数値流体計算を用いた惑星・円盤相互作用の研究は近年活発に行われており,惑星によって形成されるギャップの幅や深さ,惑星への質量降着率などが詳細に調べられている.しかし過去の研究は,木星質量程度やそれよりも軽い惑星に注目したものがほとんどであった.木星を超える質量を持つ,いわゆる超木星質量惑星に着目した研究も少数存在するが,質量降着率の予測が数桁食い違うなど,超木星質量による円盤のギャップ形成に関しては,理解が十分に進んでいるとは言い難い状況にあった.木星より重い系外惑星は多数発見されているため,これらの形成および進化の過程を理解することは,惑星形成理論全体としても重要である.
これまでの我々の計算では,典型的な円盤パラメータの場合は3木星質量を超えるとギャップ構造が非定常となり,ギャップ領域の低密度ガスが周囲のガスと撹拌されることでギャップ内のガス面密度が上昇する効果があることが明らかになった.その結果,惑星質量が木星よりも大きい場合,過去の研究で得られているギャップ内の面密度の経験式から予測される値よりもギャップが浅くなることを示した.この場合,面密度が上昇することによって超木星質量惑星への質量降着率は上昇することが示唆されるが,同時に惑星と非定常な振る舞いをするガスとの相対速度も大きくなり,降着には不利に働く可能性もある.そのため,超木星質量惑星への質量降着率を正しく評価するためには,円盤の大局的な構造と惑星への質量降着過程を同時に取り扱うことが重要である.

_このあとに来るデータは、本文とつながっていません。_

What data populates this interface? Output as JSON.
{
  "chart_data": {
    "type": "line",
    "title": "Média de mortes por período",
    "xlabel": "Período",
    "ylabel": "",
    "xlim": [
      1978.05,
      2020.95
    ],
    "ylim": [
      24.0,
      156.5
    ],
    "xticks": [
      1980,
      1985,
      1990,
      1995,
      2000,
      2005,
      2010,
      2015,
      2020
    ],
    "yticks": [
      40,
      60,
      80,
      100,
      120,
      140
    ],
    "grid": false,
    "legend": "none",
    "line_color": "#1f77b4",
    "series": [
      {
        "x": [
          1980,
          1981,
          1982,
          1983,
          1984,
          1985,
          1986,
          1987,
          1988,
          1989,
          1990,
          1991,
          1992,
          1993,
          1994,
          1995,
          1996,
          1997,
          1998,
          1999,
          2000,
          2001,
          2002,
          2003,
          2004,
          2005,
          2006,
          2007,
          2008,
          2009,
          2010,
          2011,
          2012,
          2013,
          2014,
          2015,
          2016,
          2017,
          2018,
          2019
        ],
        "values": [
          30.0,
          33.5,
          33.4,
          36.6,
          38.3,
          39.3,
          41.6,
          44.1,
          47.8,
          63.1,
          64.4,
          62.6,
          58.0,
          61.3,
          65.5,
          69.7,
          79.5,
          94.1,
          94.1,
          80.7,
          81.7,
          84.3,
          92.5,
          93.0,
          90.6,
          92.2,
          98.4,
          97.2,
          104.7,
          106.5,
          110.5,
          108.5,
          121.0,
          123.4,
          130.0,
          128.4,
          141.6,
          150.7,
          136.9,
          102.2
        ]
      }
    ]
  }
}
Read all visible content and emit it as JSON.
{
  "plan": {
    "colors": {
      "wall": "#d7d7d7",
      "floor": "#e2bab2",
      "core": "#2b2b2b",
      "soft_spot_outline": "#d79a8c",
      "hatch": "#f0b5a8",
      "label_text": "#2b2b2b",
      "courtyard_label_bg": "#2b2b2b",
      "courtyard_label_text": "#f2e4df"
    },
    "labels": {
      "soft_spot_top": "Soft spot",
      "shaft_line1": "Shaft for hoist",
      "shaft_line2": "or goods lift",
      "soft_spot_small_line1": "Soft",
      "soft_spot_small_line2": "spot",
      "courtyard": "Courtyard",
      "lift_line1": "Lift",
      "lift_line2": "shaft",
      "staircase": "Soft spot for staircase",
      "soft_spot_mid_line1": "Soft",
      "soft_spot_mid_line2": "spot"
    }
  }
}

本研究では数値流体計算コードFARGOを用いて,惑星への質量降着の効果を考慮した円盤のギャップ形成の計算を行った.FARGOは回転するガス円盤の移流を高速に解くことに特化したコードであり,円盤と惑星の相互作用の研究において多く用いられている.惑星への質量降着のモデル化の妥当性を検証するため,まず惑星への降着半径および降着のタイムスケールを変化させた計算を行った.その結果,降着半径を適切に取った場合,降着タイムスケールに関わらず過去の高解像度局所計算で得られている降着率と整合的な結果が得られることがわかった.さらに惑星質量を変化させた場合の計算も行い,非定常な離心ギャップが形成された場合の惑星への質量降着率についても調査を行った.これらの結果について,過去の数値計算との比較を行いながら,ガス惑星,特に超木星質量惑星の形成・進化に与える影響について議論する.